There is no Grab on Koh Lanta. For getting around without your own wheels, your options are songthaews (shared pickup trucks with benches in the back that run loose routes along the main road) and tuk tuks for shorter hops. Both are easy to flag down in the main areas but less reliable the further south you go. Resorts can usually arrange a transfer if you're heading somewhere specific. The scooter remains the most practical choice for anything beyond walking distance.
Koh Lanta Old Town
On the east coast, facing the mainland rather than the sunset, sits Lanta Old Town. It's a single street of weathered wooden shophouses built out over the water on stilts, a former trading post for Chinese and Muslim sea traders, and it's the most atmospheric thing on the island. The pace is sleepy even by Lanta standards. There are a few good seafood restaurants on the piers out over the water, some small shops and cafes, and not much else, which is the point. It's worth a half-day trip across the island, ideally late afternoon into dinner.
Things to do
The headline is Mu Ko Lanta National Park at the southern tip of the island.

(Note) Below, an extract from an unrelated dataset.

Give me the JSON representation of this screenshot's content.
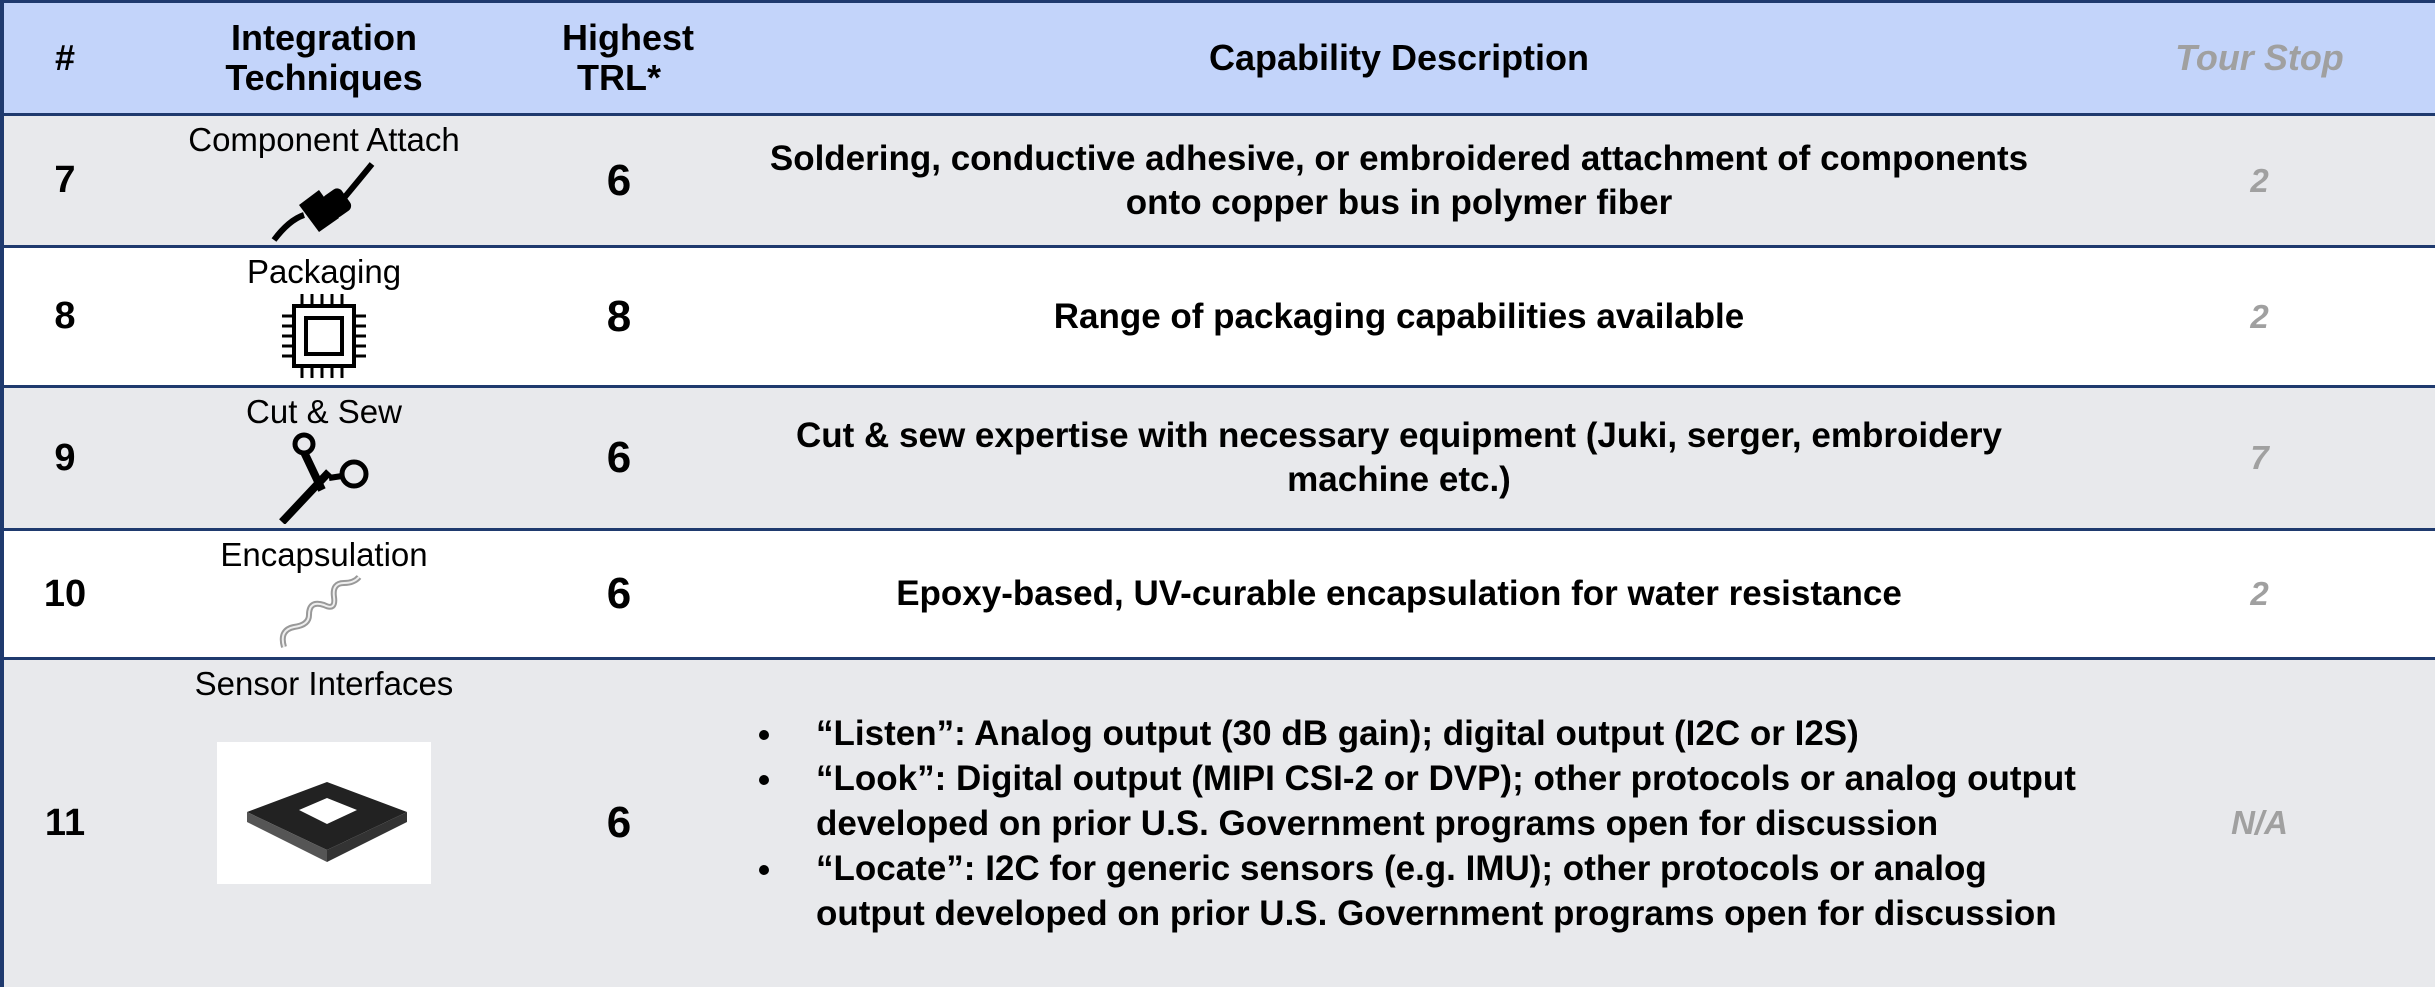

There's a lighthouse on the headland, a short nature trail through the forest where you'll almost certainly meet the resident monkeys, and a small beach. The view from the lighthouse out over the sea is the best on the island. The park charges an entry fee and the road down is rough in places, but it's the one bit of proper sightseeing Lanta has.

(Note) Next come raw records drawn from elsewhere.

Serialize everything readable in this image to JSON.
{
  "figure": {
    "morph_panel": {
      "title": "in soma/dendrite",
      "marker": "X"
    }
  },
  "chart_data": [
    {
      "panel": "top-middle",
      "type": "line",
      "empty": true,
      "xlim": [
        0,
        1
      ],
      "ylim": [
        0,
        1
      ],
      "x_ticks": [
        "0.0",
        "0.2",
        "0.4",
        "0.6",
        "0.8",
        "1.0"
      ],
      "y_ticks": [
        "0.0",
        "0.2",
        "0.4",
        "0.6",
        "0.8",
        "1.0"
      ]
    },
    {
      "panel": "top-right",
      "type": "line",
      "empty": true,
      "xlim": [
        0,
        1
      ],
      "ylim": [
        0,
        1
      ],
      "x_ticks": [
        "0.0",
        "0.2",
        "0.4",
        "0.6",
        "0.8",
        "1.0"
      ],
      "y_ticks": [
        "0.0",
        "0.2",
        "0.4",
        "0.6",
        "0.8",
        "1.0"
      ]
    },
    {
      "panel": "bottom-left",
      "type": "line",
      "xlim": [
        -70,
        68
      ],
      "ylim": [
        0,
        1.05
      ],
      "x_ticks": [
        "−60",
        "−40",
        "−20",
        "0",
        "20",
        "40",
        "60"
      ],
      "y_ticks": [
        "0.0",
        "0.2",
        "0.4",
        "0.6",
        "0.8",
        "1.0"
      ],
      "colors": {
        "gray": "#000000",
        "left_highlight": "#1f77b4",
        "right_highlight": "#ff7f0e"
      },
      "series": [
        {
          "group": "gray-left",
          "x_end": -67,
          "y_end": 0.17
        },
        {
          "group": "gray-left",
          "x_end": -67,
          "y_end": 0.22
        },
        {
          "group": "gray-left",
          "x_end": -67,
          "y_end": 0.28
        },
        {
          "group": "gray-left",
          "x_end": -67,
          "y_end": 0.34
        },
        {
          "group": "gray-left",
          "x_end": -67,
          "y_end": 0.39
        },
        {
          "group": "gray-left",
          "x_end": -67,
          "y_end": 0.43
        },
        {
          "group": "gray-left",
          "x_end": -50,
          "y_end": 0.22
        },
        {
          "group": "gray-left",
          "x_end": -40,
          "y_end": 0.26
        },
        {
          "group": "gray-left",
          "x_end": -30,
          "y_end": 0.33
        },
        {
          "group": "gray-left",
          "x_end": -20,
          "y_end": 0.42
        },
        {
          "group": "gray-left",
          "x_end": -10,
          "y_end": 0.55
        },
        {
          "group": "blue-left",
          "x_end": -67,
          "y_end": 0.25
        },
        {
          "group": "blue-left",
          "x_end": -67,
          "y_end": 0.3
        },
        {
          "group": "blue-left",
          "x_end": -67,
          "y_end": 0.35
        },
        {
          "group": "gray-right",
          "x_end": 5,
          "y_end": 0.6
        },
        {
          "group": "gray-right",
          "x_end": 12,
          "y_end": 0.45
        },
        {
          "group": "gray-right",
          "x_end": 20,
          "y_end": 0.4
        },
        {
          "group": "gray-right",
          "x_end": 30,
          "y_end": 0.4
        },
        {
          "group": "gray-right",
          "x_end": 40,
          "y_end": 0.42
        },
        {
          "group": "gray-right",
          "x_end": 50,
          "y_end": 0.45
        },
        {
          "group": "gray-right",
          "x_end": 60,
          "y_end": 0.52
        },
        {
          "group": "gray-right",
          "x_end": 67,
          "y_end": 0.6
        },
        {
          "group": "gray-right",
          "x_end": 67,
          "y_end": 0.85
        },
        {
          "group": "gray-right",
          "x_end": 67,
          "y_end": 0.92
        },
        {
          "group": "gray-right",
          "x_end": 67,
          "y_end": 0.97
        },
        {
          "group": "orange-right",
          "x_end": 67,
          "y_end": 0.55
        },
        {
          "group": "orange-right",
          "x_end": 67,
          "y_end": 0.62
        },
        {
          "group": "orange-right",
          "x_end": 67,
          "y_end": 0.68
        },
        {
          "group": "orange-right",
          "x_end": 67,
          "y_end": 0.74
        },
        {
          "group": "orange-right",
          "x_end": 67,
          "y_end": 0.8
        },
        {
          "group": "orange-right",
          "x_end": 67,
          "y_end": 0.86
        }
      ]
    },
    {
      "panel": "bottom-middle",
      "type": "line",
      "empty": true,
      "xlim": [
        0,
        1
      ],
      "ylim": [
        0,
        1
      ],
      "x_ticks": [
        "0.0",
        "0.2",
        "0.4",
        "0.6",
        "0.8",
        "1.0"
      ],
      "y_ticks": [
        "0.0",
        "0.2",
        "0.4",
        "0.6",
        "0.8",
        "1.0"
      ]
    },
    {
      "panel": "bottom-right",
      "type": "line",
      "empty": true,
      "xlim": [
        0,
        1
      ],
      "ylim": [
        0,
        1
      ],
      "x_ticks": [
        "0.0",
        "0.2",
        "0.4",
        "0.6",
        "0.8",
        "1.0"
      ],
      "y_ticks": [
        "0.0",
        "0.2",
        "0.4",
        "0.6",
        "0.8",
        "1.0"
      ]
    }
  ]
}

The other draw is the diving and snorkelling. Lanta is the closest base to Koh Haa and the Koh Rok and Koh Ha island groups, which have some of the clearer water and better reefs on this part of the coast. Day trips run from the island in the high season. If you dive, this is a real reason to come to Lanta specifically rather than another Andaman beach.
Beyond that, the activity is the lack of activity. The west-coast beaches are made for long slow days, the sunsets are reliably good, and the beach bars at Klong Khong and Klong Nin are pleasant places to end the day.
Food
Saladan, the town by the northern pier, has the most options and a couple of good seafood places looking out over the water. The Old Town piers do fresh seafood well. Down the west coast, the beach resorts and bars cover the basics, and there are small local Thai restaurants set back from the beach road where the food is better and cheaper than the beachfront spots, the usual rule everywhere in Thailand. Lanta has a significant Muslim population, so you'll find good halal food and roti stalls, and some areas are quieter on alcohol than the typical Thai beach.
Best time to go
This matters more on Lanta than almost anywhere else, because the island genuinely closes down in the low season. The high season is November to April: dry, calm seas, all the ferries running, every restaurant and dive shop open. December to February is the busy, pricier peak.
From around May to October, a lot of Lanta shuts. The high-season ferries stop, a meaningful number of restaurants and resorts close entirely for the wet months, the sea gets rough, and the island can feel half-abandoned. It's still reachable by the bridges and minivan, and you'll have the beaches to yourself at very low prices, but you need to go in knowing that a chunk of the island will be closed. For most visitors, Lanta is a high-season destination.
Koh Lanta rewards the decision to stay put. Don't try to combine it with three other islands in a week. Give it four or five nights on one beach, take the scooter down to the national park and across to the Old Town, and let the pace do its work. If you're building a wider Andaman trip, the Krabi travel guide covers the mainland an hour and a half north, and the first trip to Thailand checklist covers what to sort before you fly.